The Color of Money (1986). While it certainly wasn’t one of the primary performances that should have brought Newman the Oscar, the Academy tossed it belatedly his way, and he does carve out another subtle caricature, bringing gravity to Marty Scorsese’s gritty yet pumped-up stylings, and accenting the essential shadows of his earlier go at an American hustler, while still resisting any form of big screen grandstanding, a quiet storm at the center of the director’s amped-up ministrations.
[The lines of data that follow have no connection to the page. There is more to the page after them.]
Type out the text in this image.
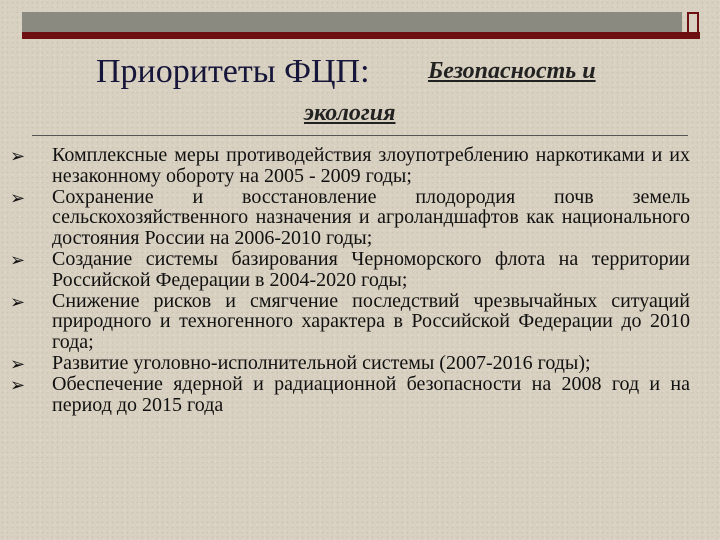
Приоритеты ФЦП: Безопасность и
экология
➢ Комплексные меры противодействия злоупотреблению наркотиками и их незаконному обороту на 2005 - 2009 годы;
➢ Сохранение и восстановление плодородия почв земель сельскохозяйственного назначения и агроландшафтов как национального достояния России на 2006-2010 годы;
➢ Создание системы базирования Черноморского флота на территории Российской Федерации в 2004-2020 годы;
➢ Снижение рисков и смягчение последствий чрезвычайных ситуаций природного и техногенного характера в Российской Федерации до 2010 года;
➢ Развитие уголовно-исполнительной системы (2007-2016 годы);
➢ Обеспечение ядерной и радиационной безопасности на 2008 год и на период до 2015 года
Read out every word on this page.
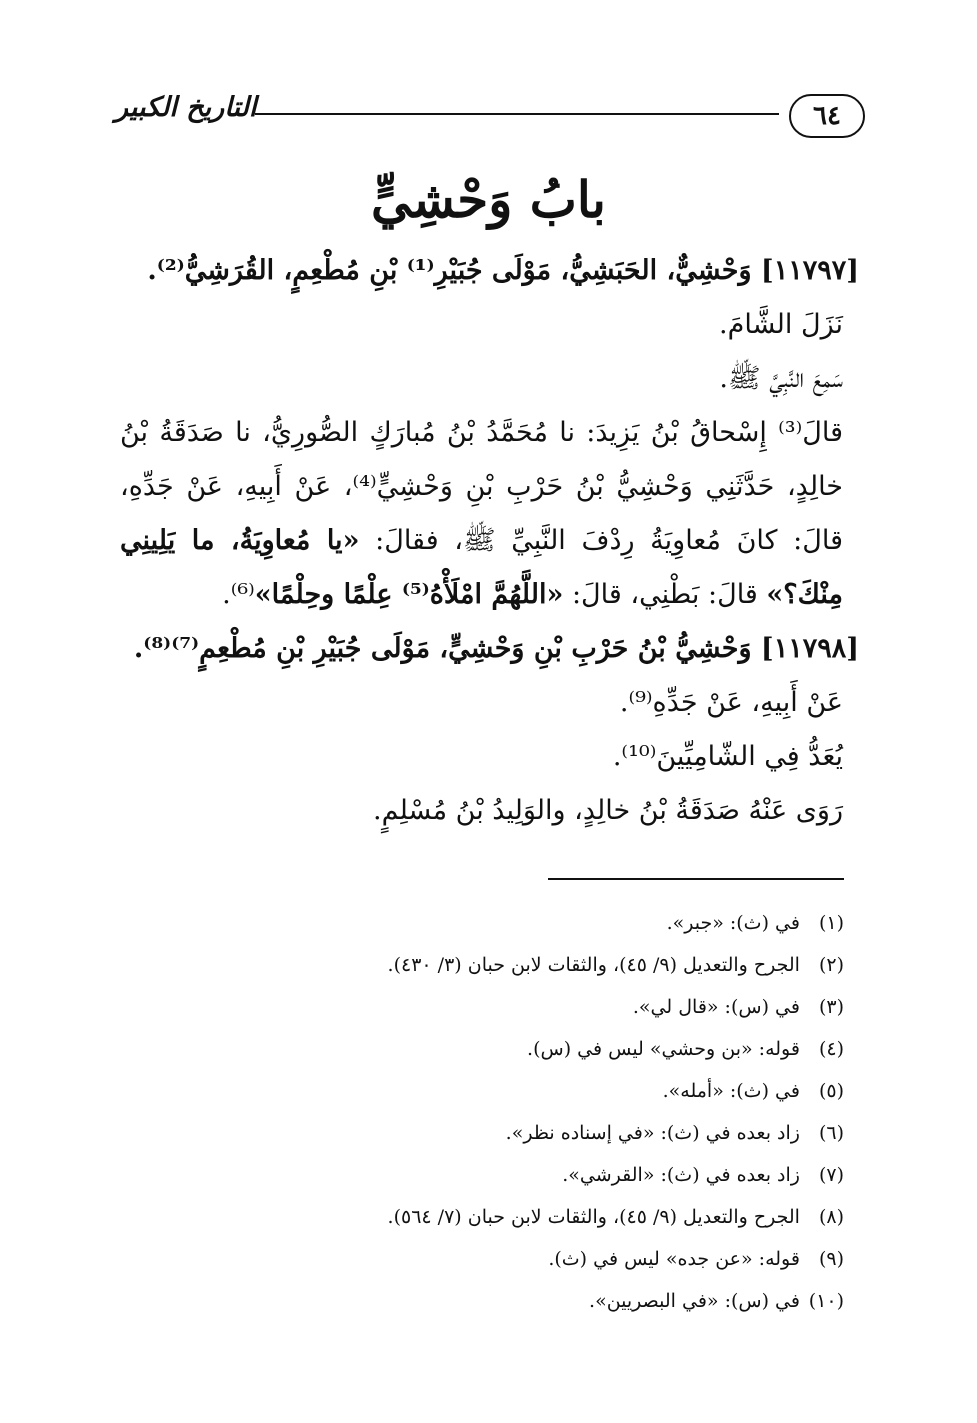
٦٤
التاريخ الكبير
بابُ وَحْشِيٍّ

[١١٧٩٧] وَحْشِيٌّ، الحَبَشِيُّ، مَوْلَى جُبَيْرِ⁽¹⁾ بْنِ مُطْعِمٍ، القُرَشِيُّ⁽²⁾.

نَزَلَ الشَّامَ.

سَمِعَ النَّبِيَّ ﷺ.

قالَ⁽³⁾ إِسْحاقُ بْنُ يَزِيدَ: نا مُحَمَّدُ بْنُ مُبارَكٍ الصُّورِيُّ، نا صَدَقَةُ بْنُ خالِدٍ، حَدَّثَنِي وَحْشِيُّ بْنُ حَرْبِ بْنِ وَحْشِيٍّ⁽⁴⁾، عَنْ أَبِيهِ، عَنْ جَدِّهِ، قالَ: كانَ مُعاوِيَةُ رِدْفَ النَّبِيِّ ﷺ، فقالَ: «يا مُعاوِيَةُ، ما يَلِينِي مِنْكَ؟» قالَ: بَطْنِي، قالَ: «اللَّهُمَّ امْلَأْهُ⁽⁵⁾ عِلْمًا وحِلْمًا»⁽⁶⁾.

[١١٧٩٨] وَحْشِيُّ بْنُ حَرْبِ بْنِ وَحْشِيٍّ، مَوْلَى جُبَيْرِ بْنِ مُطْعِمٍ⁽⁷⁾⁽⁸⁾.

عَنْ أَبِيهِ، عَنْ جَدِّهِ⁽⁹⁾.

يُعَدُّ فِي الشّامِيِّينَ⁽¹⁰⁾.

رَوَى عَنْهُ صَدَقَةُ بْنُ خالِدٍ، والوَلِيدُ بْنُ مُسْلِمٍ.

(١) في (ث): «جبر».
(٢) الجرح والتعديل (٩/ ٤٥)، والثقات لابن حبان (٣/ ٤٣٠).
(٣) في (س): «قال لي».
(٤) قوله: «بن وحشي» ليس في (س).
(٥) في (ث): «أمله».
(٦) زاد بعده في (ث): «في إسناده نظر».
(٧) زاد بعده في (ث): «القرشي».
(٨) الجرح والتعديل (٩/ ٤٥)، والثقات لابن حبان (٧/ ٥٦٤).
(٩) قوله: «عن جده» ليس في (ث).
(١٠) في (س): «في البصريين».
The Hudsucker Proxy (1994)/Nobody’s Fool (1994). A quality twofer. The Coen Brothers film film (The Hudsucker Proxy) is one gliding, stylized, completely artificial riff of a movie-movie and Newman goes full tilt in a character role, comically malevolent and obviously slumming, albeit in high style. The Robert Benton offering (Nobody’s Fool) is a movie length short story with Newman gleefully getting the chance to play Hud all growed up, a twilight reprise of the quintessential good-bad guy, a role enhanced by the obvious twinkle in the aging role player’s eye.

1 comment:

mikeyt said...

On Burt's worst...
I agree with you about "Raindrops" dragging Butch down-- probably the worst song ever from one of my favorite songwriters. Wait-- maybe "Me Japanese Boy" is worse-- wait, maybe "When You Get Caught Between the Moon and New York City" is worse... oh nevermind.